Reflecting market or blinding it?
Rameshkumar Goenka manipulated the closing share price of Reliance on the London Stock Exchange in 2010, as part of a ruse to avoid losing nearly £2m.
The 66-year-old trader had acquired an investment product from an unnamed European bank that paid out if Reliance's shares reached a pre-determined level by a certain date. But when the investment looked as if it would go sour, Goenka swung into action.
According to the FSA "[he] had arranged for a pre-planned series of substantial and carefully timed orders to be placed in the final seconds of the LSE's closing auction.
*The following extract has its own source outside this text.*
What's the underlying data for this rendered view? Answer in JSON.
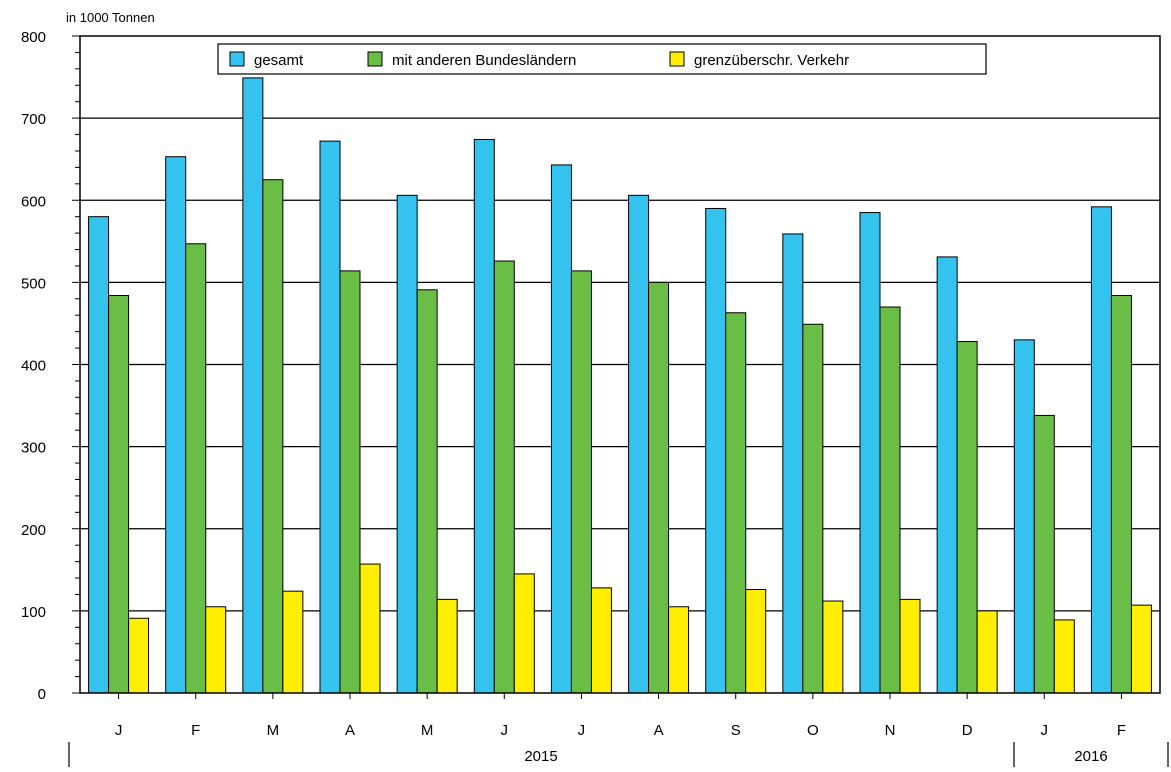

The FSA ordered him to remit £2m to the bank and fined him a further £4m. The fine would have been even higher, £7.7m, had Goenke not settled early and benefited from a 30% discount.
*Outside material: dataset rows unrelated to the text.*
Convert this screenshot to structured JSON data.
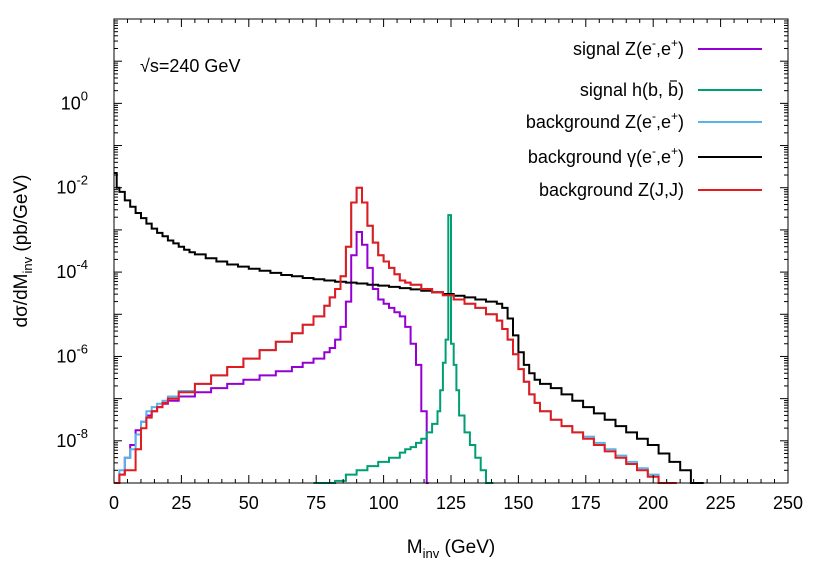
{
  "chart_data": {
    "type": "line",
    "title": "",
    "annotation": {
      "sqrt_symbol": "√",
      "text": "s=240 GeV"
    },
    "xlabel": {
      "main": "M",
      "sub": "inv",
      "unit": " (GeV)"
    },
    "ylabel": {
      "pre": "dσ/dM",
      "sub": "inv",
      "unit": " (pb/GeV)"
    },
    "xlim": [
      0,
      250
    ],
    "ylim": [
      1e-09,
      100
    ],
    "yscale": "log",
    "xticks": [
      0,
      25,
      50,
      75,
      100,
      125,
      150,
      175,
      200,
      225,
      250
    ],
    "yticks": [
      {
        "exp": -8,
        "label_base": "10",
        "label_exp": "-8"
      },
      {
        "exp": -6,
        "label_base": "10",
        "label_exp": "-6"
      },
      {
        "exp": -4,
        "label_base": "10",
        "label_exp": "-4"
      },
      {
        "exp": -2,
        "label_base": "10",
        "label_exp": "-2"
      },
      {
        "exp": 0,
        "label_base": "10",
        "label_exp": "0"
      }
    ],
    "grid": false,
    "legend_position": "top-right",
    "series": [
      {
        "key": "sig_z",
        "name": {
          "pre": "signal Z(e",
          "sup1": "-",
          "mid": ",e",
          "sup2": "+",
          "post": ")"
        },
        "color": "#9400d3",
        "points": [
          [
            0,
            -9.2
          ],
          [
            2,
            -8.8
          ],
          [
            4,
            -8.4
          ],
          [
            6,
            -8.1
          ],
          [
            8,
            -7.75
          ],
          [
            10,
            -7.55
          ],
          [
            12,
            -7.4
          ],
          [
            14,
            -7.3
          ],
          [
            16,
            -7.2
          ],
          [
            18,
            -7.12
          ],
          [
            20,
            -7.05
          ],
          [
            24,
            -6.95
          ],
          [
            30,
            -6.85
          ],
          [
            36,
            -6.75
          ],
          [
            42,
            -6.65
          ],
          [
            48,
            -6.55
          ],
          [
            54,
            -6.45
          ],
          [
            60,
            -6.35
          ],
          [
            66,
            -6.25
          ],
          [
            70,
            -6.15
          ],
          [
            74,
            -6.05
          ],
          [
            78,
            -5.9
          ],
          [
            80,
            -5.8
          ],
          [
            82,
            -5.6
          ],
          [
            84,
            -5.3
          ],
          [
            86,
            -4.7
          ],
          [
            88,
            -3.6
          ],
          [
            90,
            -3.05
          ],
          [
            92,
            -3.35
          ],
          [
            94,
            -3.9
          ],
          [
            96,
            -4.4
          ],
          [
            98,
            -4.65
          ],
          [
            100,
            -4.75
          ],
          [
            102,
            -4.85
          ],
          [
            104,
            -4.95
          ],
          [
            106,
            -5.05
          ],
          [
            108,
            -5.3
          ],
          [
            110,
            -5.7
          ],
          [
            112,
            -6.2
          ],
          [
            114,
            -7.3
          ],
          [
            116,
            -9.2
          ]
        ]
      },
      {
        "key": "sig_h",
        "name": {
          "pre": "signal h(b, ",
          "bar": "b",
          "post": ")"
        },
        "color": "#009e73",
        "points": [
          [
            74,
            -9.3
          ],
          [
            78,
            -9.05
          ],
          [
            82,
            -8.95
          ],
          [
            86,
            -8.8
          ],
          [
            90,
            -8.7
          ],
          [
            94,
            -8.6
          ],
          [
            98,
            -8.5
          ],
          [
            102,
            -8.4
          ],
          [
            106,
            -8.28
          ],
          [
            108,
            -8.2
          ],
          [
            110,
            -8.15
          ],
          [
            112,
            -8.05
          ],
          [
            114,
            -7.95
          ],
          [
            116,
            -7.8
          ],
          [
            118,
            -7.6
          ],
          [
            120,
            -7.3
          ],
          [
            121,
            -6.8
          ],
          [
            122,
            -6.15
          ],
          [
            123,
            -5.6
          ],
          [
            124,
            -2.65
          ],
          [
            125,
            -5.7
          ],
          [
            126,
            -6.2
          ],
          [
            127,
            -6.8
          ],
          [
            128,
            -7.4
          ],
          [
            130,
            -7.8
          ],
          [
            132,
            -8.1
          ],
          [
            134,
            -8.4
          ],
          [
            136,
            -8.7
          ],
          [
            138,
            -9.0
          ],
          [
            140,
            -9.3
          ]
        ]
      },
      {
        "key": "bkg_z",
        "name": {
          "pre": "background Z(e",
          "sup1": "-",
          "mid": ",e",
          "sup2": "+",
          "post": ")"
        },
        "color": "#56b4e9",
        "points": [
          [
            0,
            -9.0
          ],
          [
            2,
            -8.7
          ],
          [
            4,
            -8.4
          ],
          [
            6,
            -8.2
          ],
          [
            8,
            -7.85
          ],
          [
            10,
            -7.55
          ],
          [
            12,
            -7.3
          ],
          [
            14,
            -7.2
          ],
          [
            16,
            -7.12
          ],
          [
            18,
            -7.05
          ],
          [
            20,
            -6.95
          ],
          [
            24,
            -6.82
          ],
          [
            30,
            -6.65
          ],
          [
            36,
            -6.45
          ],
          [
            42,
            -6.25
          ],
          [
            48,
            -6.05
          ],
          [
            54,
            -5.85
          ],
          [
            60,
            -5.65
          ],
          [
            66,
            -5.45
          ],
          [
            70,
            -5.25
          ],
          [
            74,
            -5.05
          ],
          [
            78,
            -4.8
          ],
          [
            80,
            -4.6
          ],
          [
            82,
            -4.4
          ],
          [
            84,
            -4.1
          ],
          [
            86,
            -3.4
          ],
          [
            88,
            -2.35
          ],
          [
            90,
            -2.0
          ],
          [
            92,
            -2.35
          ],
          [
            94,
            -2.9
          ],
          [
            96,
            -3.3
          ],
          [
            98,
            -3.6
          ],
          [
            100,
            -3.75
          ],
          [
            102,
            -3.9
          ],
          [
            104,
            -4.05
          ],
          [
            106,
            -4.2
          ],
          [
            108,
            -4.25
          ],
          [
            110,
            -4.3
          ],
          [
            114,
            -4.4
          ],
          [
            118,
            -4.48
          ],
          [
            122,
            -4.55
          ],
          [
            126,
            -4.65
          ],
          [
            130,
            -4.75
          ],
          [
            134,
            -4.85
          ],
          [
            138,
            -5.0
          ],
          [
            142,
            -5.15
          ],
          [
            144,
            -5.35
          ],
          [
            146,
            -5.6
          ],
          [
            148,
            -5.95
          ],
          [
            150,
            -6.3
          ],
          [
            152,
            -6.6
          ],
          [
            154,
            -6.9
          ],
          [
            156,
            -7.1
          ],
          [
            158,
            -7.3
          ],
          [
            162,
            -7.5
          ],
          [
            166,
            -7.65
          ],
          [
            170,
            -7.8
          ],
          [
            174,
            -7.9
          ],
          [
            178,
            -8.05
          ],
          [
            182,
            -8.2
          ],
          [
            186,
            -8.35
          ],
          [
            190,
            -8.5
          ],
          [
            194,
            -8.65
          ],
          [
            198,
            -8.8
          ],
          [
            202,
            -9.0
          ],
          [
            206,
            -9.3
          ]
        ]
      },
      {
        "key": "bkg_gamma",
        "name": {
          "pre": "background γ(e",
          "sup1": "-",
          "mid": ",e",
          "sup2": "+",
          "post": ")"
        },
        "color": "#000000",
        "points": [
          [
            0,
            -1.65
          ],
          [
            1,
            -2.0
          ],
          [
            2,
            -2.1
          ],
          [
            4,
            -2.3
          ],
          [
            6,
            -2.45
          ],
          [
            8,
            -2.6
          ],
          [
            10,
            -2.72
          ],
          [
            12,
            -2.85
          ],
          [
            14,
            -2.97
          ],
          [
            16,
            -3.07
          ],
          [
            18,
            -3.15
          ],
          [
            20,
            -3.25
          ],
          [
            22,
            -3.32
          ],
          [
            24,
            -3.4
          ],
          [
            26,
            -3.47
          ],
          [
            28,
            -3.53
          ],
          [
            30,
            -3.58
          ],
          [
            34,
            -3.67
          ],
          [
            38,
            -3.75
          ],
          [
            42,
            -3.82
          ],
          [
            46,
            -3.87
          ],
          [
            50,
            -3.92
          ],
          [
            54,
            -3.97
          ],
          [
            58,
            -4.02
          ],
          [
            62,
            -4.07
          ],
          [
            66,
            -4.1
          ],
          [
            70,
            -4.14
          ],
          [
            74,
            -4.17
          ],
          [
            78,
            -4.2
          ],
          [
            82,
            -4.23
          ],
          [
            86,
            -4.25
          ],
          [
            90,
            -4.27
          ],
          [
            94,
            -4.3
          ],
          [
            98,
            -4.32
          ],
          [
            102,
            -4.35
          ],
          [
            106,
            -4.38
          ],
          [
            110,
            -4.41
          ],
          [
            114,
            -4.44
          ],
          [
            118,
            -4.48
          ],
          [
            122,
            -4.52
          ],
          [
            126,
            -4.56
          ],
          [
            130,
            -4.6
          ],
          [
            134,
            -4.65
          ],
          [
            138,
            -4.7
          ],
          [
            142,
            -4.75
          ],
          [
            144,
            -4.85
          ],
          [
            146,
            -5.1
          ],
          [
            148,
            -5.5
          ],
          [
            150,
            -5.9
          ],
          [
            152,
            -6.2
          ],
          [
            154,
            -6.4
          ],
          [
            156,
            -6.55
          ],
          [
            158,
            -6.65
          ],
          [
            162,
            -6.75
          ],
          [
            166,
            -6.9
          ],
          [
            170,
            -7.05
          ],
          [
            174,
            -7.2
          ],
          [
            178,
            -7.35
          ],
          [
            182,
            -7.5
          ],
          [
            186,
            -7.65
          ],
          [
            190,
            -7.8
          ],
          [
            194,
            -7.95
          ],
          [
            198,
            -8.1
          ],
          [
            202,
            -8.3
          ],
          [
            206,
            -8.5
          ],
          [
            210,
            -8.7
          ],
          [
            214,
            -9.0
          ],
          [
            218,
            -9.2
          ]
        ]
      },
      {
        "key": "bkg_zjj",
        "name": {
          "pre": "background Z(J,J)",
          "post": ""
        },
        "color": "#e41a1c",
        "points": [
          [
            0,
            -9.0
          ],
          [
            2,
            -8.8
          ],
          [
            4,
            -8.7
          ],
          [
            6,
            -8.7
          ],
          [
            8,
            -8.2
          ],
          [
            10,
            -7.7
          ],
          [
            12,
            -7.45
          ],
          [
            14,
            -7.3
          ],
          [
            16,
            -7.2
          ],
          [
            18,
            -7.1
          ],
          [
            20,
            -7.0
          ],
          [
            24,
            -6.85
          ],
          [
            30,
            -6.65
          ],
          [
            36,
            -6.45
          ],
          [
            42,
            -6.25
          ],
          [
            48,
            -6.05
          ],
          [
            54,
            -5.85
          ],
          [
            60,
            -5.65
          ],
          [
            66,
            -5.45
          ],
          [
            70,
            -5.25
          ],
          [
            74,
            -5.05
          ],
          [
            78,
            -4.8
          ],
          [
            80,
            -4.6
          ],
          [
            82,
            -4.4
          ],
          [
            84,
            -4.1
          ],
          [
            86,
            -3.4
          ],
          [
            88,
            -2.35
          ],
          [
            90,
            -2.0
          ],
          [
            92,
            -2.35
          ],
          [
            94,
            -2.9
          ],
          [
            96,
            -3.3
          ],
          [
            98,
            -3.6
          ],
          [
            100,
            -3.75
          ],
          [
            102,
            -3.9
          ],
          [
            104,
            -4.05
          ],
          [
            106,
            -4.2
          ],
          [
            108,
            -4.25
          ],
          [
            110,
            -4.3
          ],
          [
            114,
            -4.4
          ],
          [
            118,
            -4.48
          ],
          [
            122,
            -4.55
          ],
          [
            126,
            -4.65
          ],
          [
            130,
            -4.75
          ],
          [
            134,
            -4.85
          ],
          [
            138,
            -5.0
          ],
          [
            142,
            -5.15
          ],
          [
            144,
            -5.35
          ],
          [
            146,
            -5.6
          ],
          [
            148,
            -5.95
          ],
          [
            150,
            -6.3
          ],
          [
            152,
            -6.6
          ],
          [
            154,
            -6.9
          ],
          [
            156,
            -7.1
          ],
          [
            158,
            -7.3
          ],
          [
            162,
            -7.5
          ],
          [
            166,
            -7.65
          ],
          [
            170,
            -7.8
          ],
          [
            174,
            -7.95
          ],
          [
            178,
            -8.1
          ],
          [
            182,
            -8.25
          ],
          [
            186,
            -8.4
          ],
          [
            190,
            -8.55
          ],
          [
            194,
            -8.7
          ],
          [
            198,
            -8.85
          ],
          [
            202,
            -9.0
          ],
          [
            206,
            -9.2
          ],
          [
            208,
            -9.3
          ]
        ]
      }
    ]
  }
}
Tracey McDermott, acting director of enforcement and financial crime at the FSA, said: "Goenka's structured product was an investment that would have made him a considerable profit had it been successful. When he saw that it was not going to produce the desired result, Goenka manipulated the market to avoid a substantial loss.
"The impact of such behaviour goes far beyond one counterparty. Market confidence will suffer if participants cannot be satisfied that the price of quoted securities reflects the proper interplay of supply and demand."
As usual, there's more to this story and you should consider at least reading it on the link above.
But Guambat remains impressed that someone some place is sticking with the rather quaint idea that markets are what you trade and not how you trade. Guambat is quite certain that no one has told that to the black boxes, algorithms and other creatures inhabiting the deep seas of the closing and opening half hours of the global markets. Where does market manipulation begin and market regulation end if not in efforts to make a gain or avoid a loss? And does that matter to sharks?
Guambat is not inclined very much to swimming in those channels any longer.